More than 59 million Americans worked as freelancers in 2020, which is expected to exceed 90 million by 2028. Many also work full-time jobs, of course, but a substantial percentage generate all of their income through freelance work.
It can be easy to forget that freelancing is not just what you do; it’s a business.
Even if freelancing is only part-time or in addition to a full-time job, you’re not just working for yourself; you’re running a company with one employee.
That means your insurance needs include both personal and business coverages.
Here are the different types of insurance that each freelancer should have. Depending on the nature of your business, you may have additional needs.
Freelancers need liability insurance to protect themselves against lawsuits by people who are injured on your property or feel they experienced harm due to your work product.
That could range from falling or getting bit by your dog while visiting your home office to stepping on a nail you left behind at a freelance carpentry job to relying on the information you wrote in a blog article.
Depending on the nature of your business, freelancers typically start with professional liability insurance, also referred to as an Errors and Omissions (E&O) policy. You can expand coverage as your business grows or your work becomes more specialized.
E&O coverage protects you against litigation by people who claim they were harmed in some way by your work product and limits your liability in the event of claims or lawsuits.
You may also need General Liability coverage, especially if your freelance business involves an office or warehouse location that vendors or clients may visit. Also called “slip and fall” insurance, General Liability protects against claims or lawsuits for physical injuries incurred on your premises. This includes such incidents as getting bit by your dog.
Disability insurance protects your income if you are temporarily or permanently disabled. You are essentially risking everything if you don’t have a disability policy.
Remember, you are the company. If you can’t work, there’s no paycheck. That’s why disability insurance is often called “paycheck protection” insurance.
One in four Americans under 20 will experience a disabling accident or illness before retirement. As we get older, the risk steadily grows. Most disabilities occur outside the workplace.
The typical individual disability income policy pays about 65% of your monthly take-home pay while you are disabled. Payments begin after an initial “elimination period” and continue to pay out for a specific timeframe. Depending on those time periods, the insurance is referred to as either Short-Term Disability or Long-Term Disability.
Other than through an employer, good sources for disability insurance include a group plan through a professional association or an individual policy bought through an agent. Most individual policies are for Long-Term coverage.
Health and Dental Insurance
This should go without saying, but if you don’t have health insurance through other employment or your spouse’s policy, you must get at least catastrophic coverage to cover any significant illness or accident requiring hospitalization.

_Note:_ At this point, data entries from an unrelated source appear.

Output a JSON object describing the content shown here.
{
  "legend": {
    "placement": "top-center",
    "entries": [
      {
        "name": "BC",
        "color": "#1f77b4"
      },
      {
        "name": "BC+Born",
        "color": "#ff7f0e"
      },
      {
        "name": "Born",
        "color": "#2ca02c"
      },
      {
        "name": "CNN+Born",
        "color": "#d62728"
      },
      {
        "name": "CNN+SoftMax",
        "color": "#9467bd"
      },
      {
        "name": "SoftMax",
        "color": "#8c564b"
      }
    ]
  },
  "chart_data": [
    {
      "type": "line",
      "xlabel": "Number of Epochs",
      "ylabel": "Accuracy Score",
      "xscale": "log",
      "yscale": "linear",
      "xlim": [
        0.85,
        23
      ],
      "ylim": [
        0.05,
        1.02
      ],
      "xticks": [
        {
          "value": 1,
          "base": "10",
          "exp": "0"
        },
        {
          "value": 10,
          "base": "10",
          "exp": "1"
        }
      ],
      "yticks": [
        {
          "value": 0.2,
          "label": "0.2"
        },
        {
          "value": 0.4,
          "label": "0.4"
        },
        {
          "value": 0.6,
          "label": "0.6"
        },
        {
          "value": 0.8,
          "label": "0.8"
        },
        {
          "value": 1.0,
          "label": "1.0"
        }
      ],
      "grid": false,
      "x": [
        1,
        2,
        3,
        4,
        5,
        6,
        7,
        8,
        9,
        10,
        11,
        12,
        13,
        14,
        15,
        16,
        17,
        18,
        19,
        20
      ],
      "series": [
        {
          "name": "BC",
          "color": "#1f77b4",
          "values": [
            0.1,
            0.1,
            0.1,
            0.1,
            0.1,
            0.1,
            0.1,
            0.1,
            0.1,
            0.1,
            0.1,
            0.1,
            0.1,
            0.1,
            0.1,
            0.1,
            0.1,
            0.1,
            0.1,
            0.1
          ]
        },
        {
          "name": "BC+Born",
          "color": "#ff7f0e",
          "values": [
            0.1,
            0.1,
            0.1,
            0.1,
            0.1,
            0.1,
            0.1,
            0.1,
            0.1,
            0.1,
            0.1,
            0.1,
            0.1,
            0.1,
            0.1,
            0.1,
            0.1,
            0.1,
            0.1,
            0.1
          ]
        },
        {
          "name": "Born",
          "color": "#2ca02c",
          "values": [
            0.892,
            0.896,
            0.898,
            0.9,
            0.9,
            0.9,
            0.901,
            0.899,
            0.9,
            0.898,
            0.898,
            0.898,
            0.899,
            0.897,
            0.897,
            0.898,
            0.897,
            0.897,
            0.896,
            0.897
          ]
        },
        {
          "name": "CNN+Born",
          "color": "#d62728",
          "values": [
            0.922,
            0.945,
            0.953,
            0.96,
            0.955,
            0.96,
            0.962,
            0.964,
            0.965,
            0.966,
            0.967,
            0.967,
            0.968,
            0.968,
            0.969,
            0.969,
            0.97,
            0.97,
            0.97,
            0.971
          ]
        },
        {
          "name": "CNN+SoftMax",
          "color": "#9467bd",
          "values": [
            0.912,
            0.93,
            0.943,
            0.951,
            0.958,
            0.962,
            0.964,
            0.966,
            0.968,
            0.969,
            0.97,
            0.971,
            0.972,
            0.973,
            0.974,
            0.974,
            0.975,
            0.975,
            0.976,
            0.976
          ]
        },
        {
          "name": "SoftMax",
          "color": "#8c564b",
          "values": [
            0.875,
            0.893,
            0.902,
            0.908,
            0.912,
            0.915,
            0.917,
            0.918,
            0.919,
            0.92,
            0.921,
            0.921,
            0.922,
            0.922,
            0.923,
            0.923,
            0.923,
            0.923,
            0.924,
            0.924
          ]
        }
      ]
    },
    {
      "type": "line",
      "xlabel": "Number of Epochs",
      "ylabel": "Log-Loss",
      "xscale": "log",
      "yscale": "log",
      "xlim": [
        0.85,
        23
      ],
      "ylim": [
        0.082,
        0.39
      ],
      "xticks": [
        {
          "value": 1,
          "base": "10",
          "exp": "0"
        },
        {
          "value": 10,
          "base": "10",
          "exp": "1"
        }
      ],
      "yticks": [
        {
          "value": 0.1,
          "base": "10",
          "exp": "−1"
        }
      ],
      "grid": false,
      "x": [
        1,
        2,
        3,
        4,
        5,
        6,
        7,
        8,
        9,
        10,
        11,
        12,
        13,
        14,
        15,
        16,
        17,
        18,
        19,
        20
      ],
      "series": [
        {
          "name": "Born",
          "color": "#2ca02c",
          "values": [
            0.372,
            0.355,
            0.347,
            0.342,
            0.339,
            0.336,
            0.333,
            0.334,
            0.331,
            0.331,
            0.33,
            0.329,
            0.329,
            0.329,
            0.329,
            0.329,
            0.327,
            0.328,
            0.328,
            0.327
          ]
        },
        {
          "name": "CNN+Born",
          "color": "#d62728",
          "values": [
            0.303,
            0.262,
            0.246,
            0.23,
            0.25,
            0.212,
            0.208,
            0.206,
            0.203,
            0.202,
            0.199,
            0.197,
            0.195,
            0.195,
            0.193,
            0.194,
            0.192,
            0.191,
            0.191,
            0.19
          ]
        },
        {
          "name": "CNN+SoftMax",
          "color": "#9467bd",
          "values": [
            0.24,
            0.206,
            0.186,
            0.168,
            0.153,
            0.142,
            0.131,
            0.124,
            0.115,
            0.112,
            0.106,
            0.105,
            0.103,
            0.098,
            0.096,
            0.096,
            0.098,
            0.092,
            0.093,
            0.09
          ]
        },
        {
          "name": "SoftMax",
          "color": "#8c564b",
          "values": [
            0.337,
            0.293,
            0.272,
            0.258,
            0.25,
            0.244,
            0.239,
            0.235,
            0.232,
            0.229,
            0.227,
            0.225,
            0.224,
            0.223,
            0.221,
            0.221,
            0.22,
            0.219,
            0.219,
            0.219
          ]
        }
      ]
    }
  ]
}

Most want more, such as a policy covering wellness checkups and primary medical care. Still, at the very least, you need coverage for the catastrophic-level medical bills that can quickly bankrupt a family.
Use the health insurance exchange website to see if you qualify for any discount or stipend on coverage based on income. Also, check with any professional association you belong to see if they offer any group health insurance plans.

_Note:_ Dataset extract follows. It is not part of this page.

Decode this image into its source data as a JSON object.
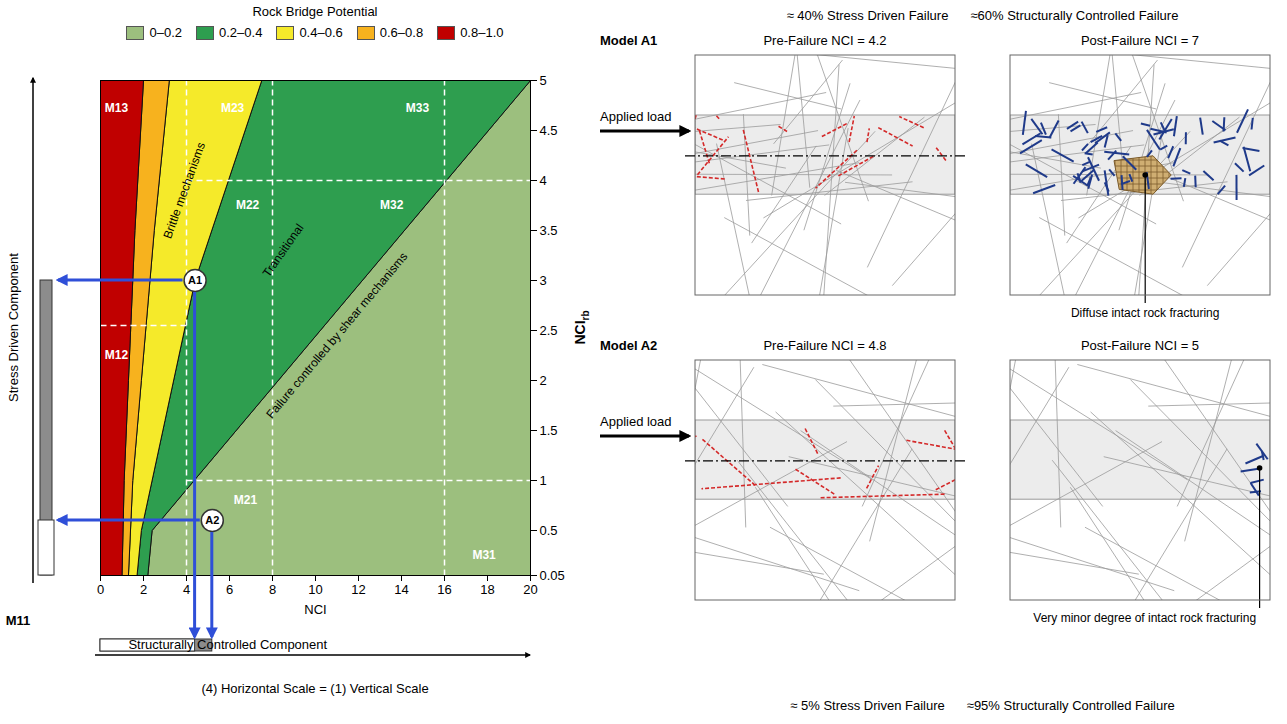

Dental care can be expensive, and those without insurance may skip regular cleanings and checkups due to the cost. That can be a terrible decision not only for your appearance but also for your heart.
The connection between oral health and heart disease is well known. Bacteria and other germs from untreated tooth decay and gum disease spread throughout the body through your bloodstream. The heart is particularly vulnerable and can develop endocarditis as a result. Clogged arteries and strokes can also result from inflammation caused by oral bacteria.
Many insurance carriers offer individual dental plans. If your spouse is employed, you may be able to get group coverage through their place of work.
If you have a family or any debts associated with your business, you need life insurance to give your loved ones the time to compensate for the absence of your income and to address any debt claims against your estate.
Term insurance is the most affordable option. The exact rates depend on your current age and health status. Term insurance doesn’t build any cash value, which is one reason why it costs less than what is known as “whole life” coverage.
Under a term policy, you pay a certain monthly amount for insurance coverage extending for several years. For example, you might pay $40 monthly for 20 years to get $1 million in coverage. At the end of the 20 years, the coverage ends unless renewed.
If you take out life insurance, make sure you name a specific person or persons as the beneficiary(ies). Otherwise, the proceeds will go to your estate. Individuals who receive life insurance proceeds usually do not have to pay taxes on the funds, but estates often do.
Insurance is one of those expenses that may not seem all that important until you face a claim situation. As a business person, you should recognize that the risk of operating without appropriate insurance coverage is too large to take.
Some insurance companies offer package discounts for taking out multiple policies. When getting quotes, consider asking each agent you contact to quote the entire spectrum of coverages you are thinking about. If the company doesn’t offer all the types of coverage, that’s fine, but if they do, you could save a significant sum on your premiums.